Her comments towards you are all projection on her part really and should be ignored as well.

BTW grandparents have no automatic rights in the UK to see their grandchildren so ignore such emotional blackmail from her.

I would also suggest you look at and post on the "well we took you to Stately Homes" thread on these pages as well as reading "Toxic Parents" written by Susan Forward.

Lazyjaney · 14/01/2014 07:29

Take her advice, you do need to get a life - far away from her.

DonkeysDontRideBicycles · 14/01/2014 07:42

Some people hit the jackpot of life when they are born and automatically get loving nurturing families. Others don't. The sad thing is you don't get to choose so it is a lottery. Your DS is one of the lucky ones with you as his mum. You're not an unfit mother. Don't worry about granny getting her way about seeing him, he's not a toy to be squabbled over.

PS If she carries on texting while driving she won't be around long enough to harass you, my concern is what danger she poses to other road users.

Walkacrossthesand · 14/01/2014 08:09

OP, could you start to set some limits here? For example - refuse to enter any arrangement that involves your mum giving you a lift. Texting, drinking hot drinks, while driving - madness, dangerous and you/your DS do not want to be in the car with her while she does it. Take her at her word - she's thrown your keys back to you and demanded hers back - fine. Take it at face value, don't make arrange mrs that depend on her, child care etc - it was what she wanted after all. What's your relationship like with your sister - do you want to be her bridesmaid or are you doing it because you were told you had to by her & your mum - does Dsis treat you badly as well?

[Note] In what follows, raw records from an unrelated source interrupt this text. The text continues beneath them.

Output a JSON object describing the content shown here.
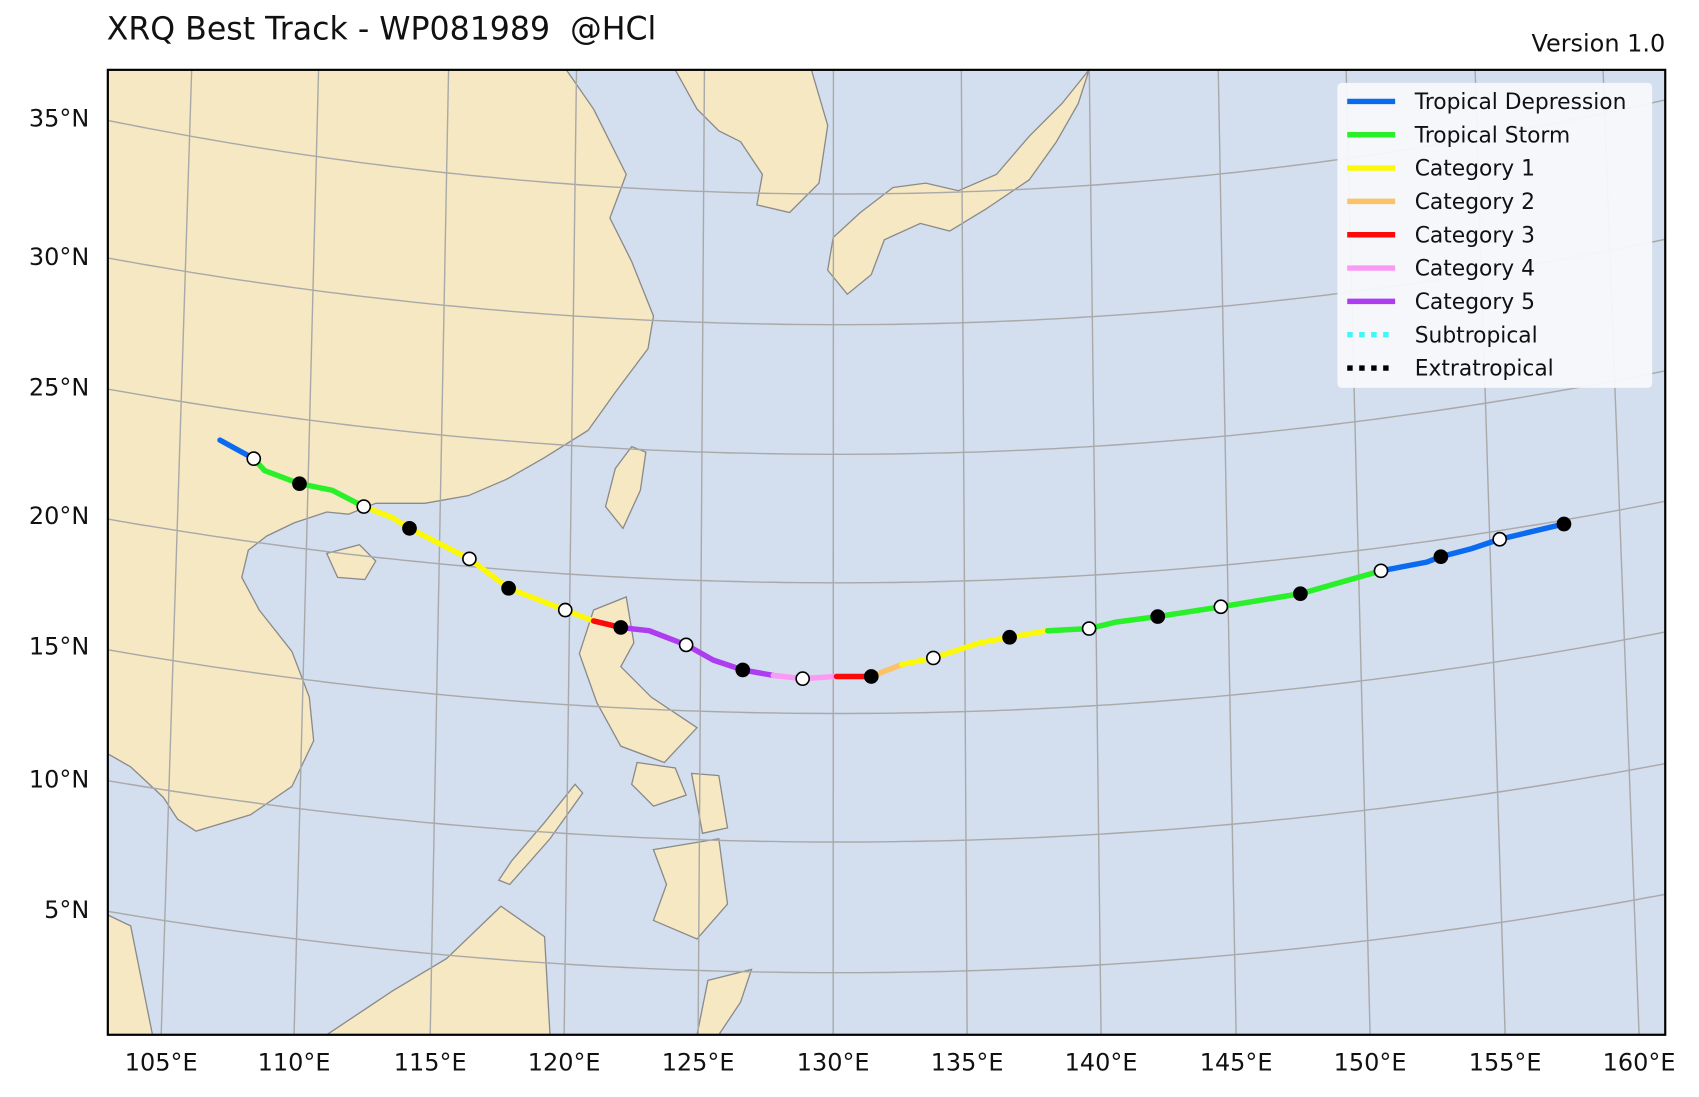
{
  "header": {
    "title": "XRQ Best Track - WP081989  @HCl",
    "version": "Version 1.0"
  },
  "legend": [
    {
      "label": "Tropical Depression",
      "color": "#0a6bf0",
      "style": "solid"
    },
    {
      "label": "Tropical Storm",
      "color": "#29f029",
      "style": "solid"
    },
    {
      "label": "Category 1",
      "color": "#fbf80a",
      "style": "solid"
    },
    {
      "label": "Category 2",
      "color": "#fbc266",
      "style": "solid"
    },
    {
      "label": "Category 3",
      "color": "#fb0a0a",
      "style": "solid"
    },
    {
      "label": "Category 4",
      "color": "#fb9af5",
      "style": "solid"
    },
    {
      "label": "Category 5",
      "color": "#ae3cf0",
      "style": "solid"
    },
    {
      "label": "Subtropical",
      "color": "#3ef7f7",
      "style": "dotted"
    },
    {
      "label": "Extratropical",
      "color": "#000000",
      "style": "dotted"
    }
  ],
  "lat_labels": [
    "35°N",
    "30°N",
    "25°N",
    "20°N",
    "15°N",
    "10°N",
    "5°N"
  ],
  "lon_labels": [
    "105°E",
    "110°E",
    "115°E",
    "120°E",
    "125°E",
    "130°E",
    "135°E",
    "140°E",
    "145°E",
    "150°E",
    "155°E",
    "160°E"
  ]
}
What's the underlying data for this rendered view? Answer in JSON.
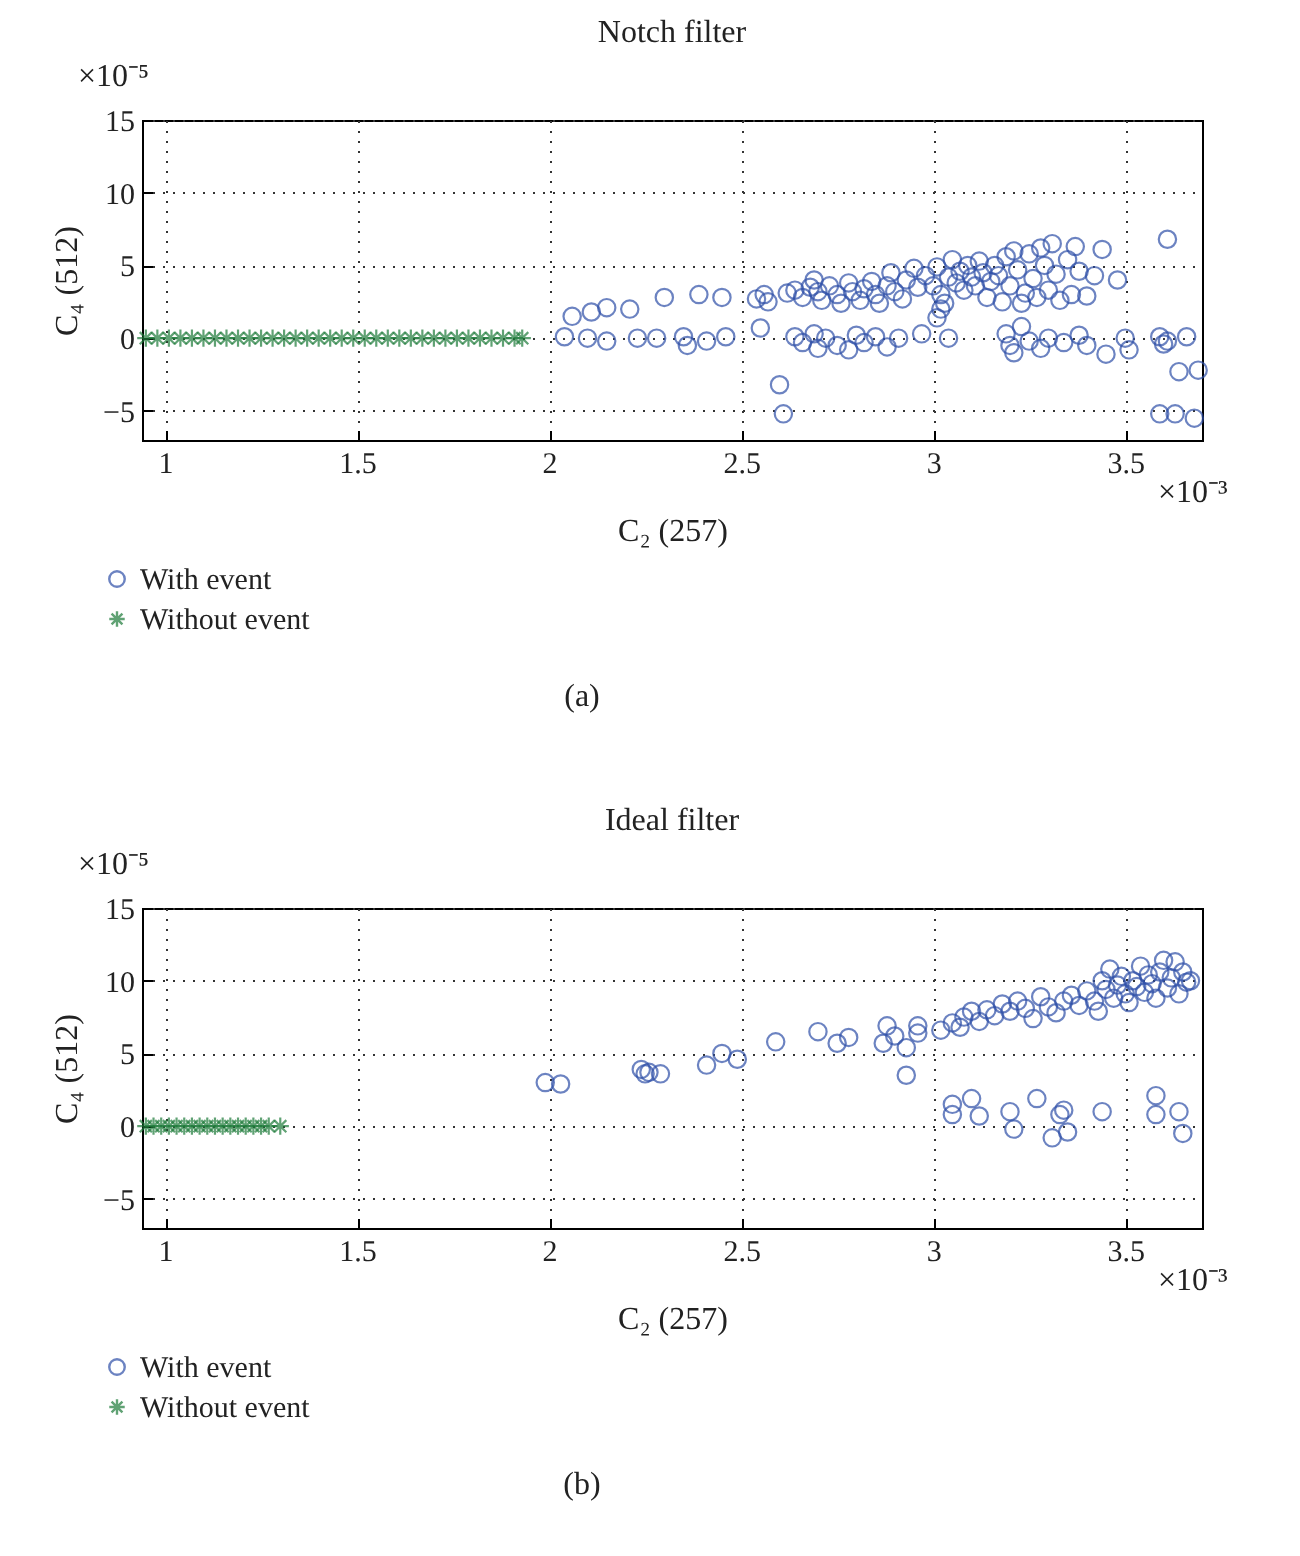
{
  "chart_data": [
    {
      "type": "scatter",
      "title": "Notch filter",
      "xlabel": "C₂ (257)",
      "ylabel": "C₄ (512)",
      "annotations": [
        "×10⁻⁵",
        "×10⁻³",
        "(a)"
      ],
      "xlim": [
        0.94,
        3.7
      ],
      "ylim": [
        -7,
        15
      ],
      "xticks": [
        1,
        1.5,
        2,
        2.5,
        3,
        3.5
      ],
      "yticks": [
        -5,
        0,
        5,
        10,
        15
      ],
      "grid": true,
      "legend": "bottom",
      "series": [
        {
          "name": "With event",
          "color": "#2e4fa8",
          "marker": "circle",
          "x": [
            2.04,
            2.1,
            2.06,
            2.11,
            2.15,
            2.21,
            2.3,
            2.39,
            2.45,
            2.54,
            2.56,
            2.57,
            2.55,
            2.6,
            2.61,
            2.15,
            2.23,
            2.28,
            2.35,
            2.36,
            2.41,
            2.46,
            3.61,
            3.59,
            3.63,
            3.68,
            3.64,
            3.69,
            2.62,
            2.64,
            2.66,
            2.68,
            2.69,
            2.7,
            2.71,
            2.73,
            2.75,
            2.76,
            2.78,
            2.79,
            2.81,
            2.82,
            2.84,
            2.85,
            2.86,
            2.88,
            2.89,
            2.9,
            2.92,
            2.93,
            2.95,
            2.96,
            2.98,
            3.0,
            3.01,
            3.02,
            3.03,
            3.04,
            3.05,
            3.06,
            3.07,
            3.08,
            3.09,
            3.1,
            3.11,
            3.12,
            3.13,
            3.14,
            3.15,
            3.16,
            3.17,
            3.18,
            3.19,
            3.2,
            3.21,
            3.22,
            3.23,
            3.24,
            3.25,
            3.26,
            3.27,
            3.28,
            3.29,
            3.3,
            3.31,
            3.32,
            3.33,
            3.35,
            3.36,
            3.37,
            3.38,
            3.4,
            3.42,
            3.44,
            3.48,
            3.01,
            3.02,
            2.64,
            2.66,
            2.69,
            2.7,
            2.72,
            2.75,
            2.78,
            2.8,
            2.82,
            2.85,
            2.88,
            2.91,
            2.97,
            3.04,
            3.19,
            3.2,
            3.21,
            3.23,
            3.25,
            3.28,
            3.3,
            3.34,
            3.38,
            3.4,
            3.45,
            3.5,
            3.51,
            3.59,
            3.6,
            3.66,
            3.61
          ],
          "values": [
            0.1,
            0,
            1.5,
            1.8,
            2.1,
            2,
            2.8,
            3,
            2.8,
            2.7,
            3,
            2.5,
            0.7,
            -3.2,
            -5.2,
            -0.2,
            0,
            0,
            0.1,
            -0.5,
            -0.2,
            0.1,
            6.8,
            -5.2,
            -5.2,
            -5.5,
            -2.3,
            -2.2,
            3.1,
            3.3,
            2.8,
            3.5,
            4,
            3.2,
            2.6,
            3.6,
            3,
            2.4,
            3.8,
            3.2,
            2.6,
            3.4,
            3.9,
            3,
            2.4,
            3.6,
            4.5,
            3.2,
            2.7,
            4,
            4.8,
            3.5,
            4.3,
            3.6,
            4.9,
            3,
            2.4,
            4.2,
            5.4,
            3.8,
            4.6,
            3.3,
            5,
            4.2,
            3.6,
            5.3,
            4.5,
            2.8,
            3.9,
            5,
            4.3,
            2.5,
            5.6,
            3.6,
            6,
            4.7,
            2.4,
            3.1,
            5.8,
            4.1,
            2.8,
            6.2,
            5,
            3.3,
            6.5,
            4.4,
            2.6,
            5.4,
            3,
            6.3,
            4.6,
            2.9,
            4.3,
            6.1,
            4,
            1.4,
            2,
            0.1,
            -0.3,
            0.3,
            -0.7,
            0,
            -0.5,
            -0.8,
            0.2,
            -0.3,
            0.1,
            -0.6,
            0,
            0.3,
            0,
            0.3,
            -0.5,
            -1,
            0.8,
            -0.2,
            -0.7,
            0,
            -0.3,
            0.2,
            -0.5,
            -1.1,
            0,
            -0.8,
            0.1,
            -0.4,
            0.1,
            -0.2
          ]
        },
        {
          "name": "Without event",
          "color": "#1e7b3a",
          "marker": "cross",
          "x": [
            0.95,
            0.98,
            1.01,
            1.04,
            1.07,
            1.1,
            1.13,
            1.16,
            1.19,
            1.22,
            1.25,
            1.28,
            1.31,
            1.34,
            1.37,
            1.4,
            1.43,
            1.46,
            1.49,
            1.52,
            1.55,
            1.58,
            1.61,
            1.64,
            1.67,
            1.7,
            1.73,
            1.76,
            1.79,
            1.82,
            1.85,
            1.88,
            1.91,
            1.93
          ],
          "values": [
            0,
            0,
            0,
            0,
            0,
            0,
            0,
            0,
            0,
            0,
            0,
            0,
            0,
            0,
            0,
            0,
            0,
            0,
            0,
            0,
            0,
            0,
            0,
            0,
            0,
            0,
            0,
            0,
            0,
            0,
            0,
            0,
            0,
            0
          ]
        }
      ]
    },
    {
      "type": "scatter",
      "title": "Ideal filter",
      "xlabel": "C₂ (257)",
      "ylabel": "C₄ (512)",
      "annotations": [
        "×10⁻⁵",
        "×10⁻³",
        "(b)"
      ],
      "xlim": [
        0.94,
        3.7
      ],
      "ylim": [
        -7,
        15
      ],
      "xticks": [
        1,
        1.5,
        2,
        2.5,
        3,
        3.5
      ],
      "yticks": [
        -5,
        0,
        5,
        10,
        15
      ],
      "grid": true,
      "legend": "bottom",
      "series": [
        {
          "name": "With event",
          "color": "#2e4fa8",
          "marker": "circle",
          "x": [
            1.99,
            2.03,
            2.24,
            2.25,
            2.26,
            2.29,
            2.41,
            2.45,
            2.49,
            2.59,
            2.7,
            2.75,
            2.78,
            2.87,
            2.88,
            2.9,
            2.93,
            2.93,
            2.96,
            2.96,
            3.02,
            3.05,
            3.07,
            3.08,
            3.1,
            3.12,
            3.14,
            3.16,
            3.18,
            3.2,
            3.22,
            3.24,
            3.26,
            3.28,
            3.3,
            3.32,
            3.34,
            3.36,
            3.38,
            3.4,
            3.42,
            3.43,
            3.44,
            3.45,
            3.46,
            3.47,
            3.48,
            3.49,
            3.5,
            3.51,
            3.52,
            3.53,
            3.54,
            3.55,
            3.56,
            3.57,
            3.58,
            3.59,
            3.6,
            3.61,
            3.62,
            3.63,
            3.64,
            3.65,
            3.66,
            3.67,
            3.05,
            3.05,
            3.1,
            3.12,
            3.2,
            3.21,
            3.27,
            3.31,
            3.33,
            3.34,
            3.35,
            3.44,
            3.58,
            3.58,
            3.64,
            3.65
          ],
          "values": [
            3,
            2.9,
            3.9,
            3.6,
            3.7,
            3.6,
            4.2,
            5,
            4.6,
            5.8,
            6.5,
            5.7,
            6.1,
            5.7,
            6.9,
            6.2,
            5.4,
            3.5,
            6.9,
            6.4,
            6.6,
            7.1,
            6.8,
            7.5,
            7.9,
            7.2,
            8,
            7.6,
            8.4,
            7.9,
            8.6,
            8.1,
            7.4,
            8.9,
            8.2,
            7.8,
            8.6,
            9,
            8.3,
            9.3,
            8.6,
            7.9,
            10,
            9.4,
            10.8,
            8.8,
            9.7,
            10.3,
            9.1,
            8.5,
            10,
            9.6,
            11,
            9.2,
            10.4,
            9.8,
            8.8,
            10.6,
            11.4,
            9.5,
            10.2,
            11.3,
            9.1,
            10.6,
            9.9,
            10,
            0.8,
            1.5,
            1.9,
            0.7,
            1,
            -0.2,
            1.9,
            -0.8,
            0.8,
            1.1,
            -0.4,
            1,
            2.1,
            0.8,
            1,
            -0.5
          ]
        },
        {
          "name": "Without event",
          "color": "#1e7b3a",
          "marker": "cross",
          "x": [
            0.95,
            0.97,
            0.99,
            1.01,
            1.03,
            1.05,
            1.07,
            1.09,
            1.11,
            1.13,
            1.15,
            1.17,
            1.19,
            1.21,
            1.23,
            1.25,
            1.27,
            1.3
          ],
          "values": [
            0,
            0,
            0,
            0,
            0,
            0,
            0,
            0,
            0,
            0,
            0,
            0,
            0,
            0,
            0,
            0,
            0,
            0
          ]
        }
      ]
    }
  ]
}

Walkacrossthesand · 14/01/2014 08:13

PS (arrangements not arrange mrs of course!) don't just be fed up with her 'atm' - stay fed up with her for good, look back at the history of bad treatment, realise it isn't going to change, and decide enough is enough. You won't change her, so only you can change anything, and there's only one change you can make - refuse to put up with it, and distance yourself.

CarryOnDancing · 14/01/2014 08:31

I'd stay away as it doesn't seem healthy for any of you, whatever the cause.
If you do want to see them then I think you need to be very clear about your issues and pick your battles, to save yourself going insane with it. Some of the points that have annoyed you are small and avoidable (if you put in boundaries). Individually each example will make you sound petty but I completely understand it's an accumulative thing with toxic parents.
It just shows though that you are viewing all of their actions negatively because you feel hurt and aggrieved. To me, there seems no point in trying to move forward with them.
It's up to you if they see your child. If you think your child would benefit from seeing them then it may be worth attempting but it sounds like they don't actually have the child's interests at heart and it would just be to get at you. I wouldn't worry about the threat of court though, it's very unlikely they will bother to see that through and even more unlikely they will get anywhere with it anyway.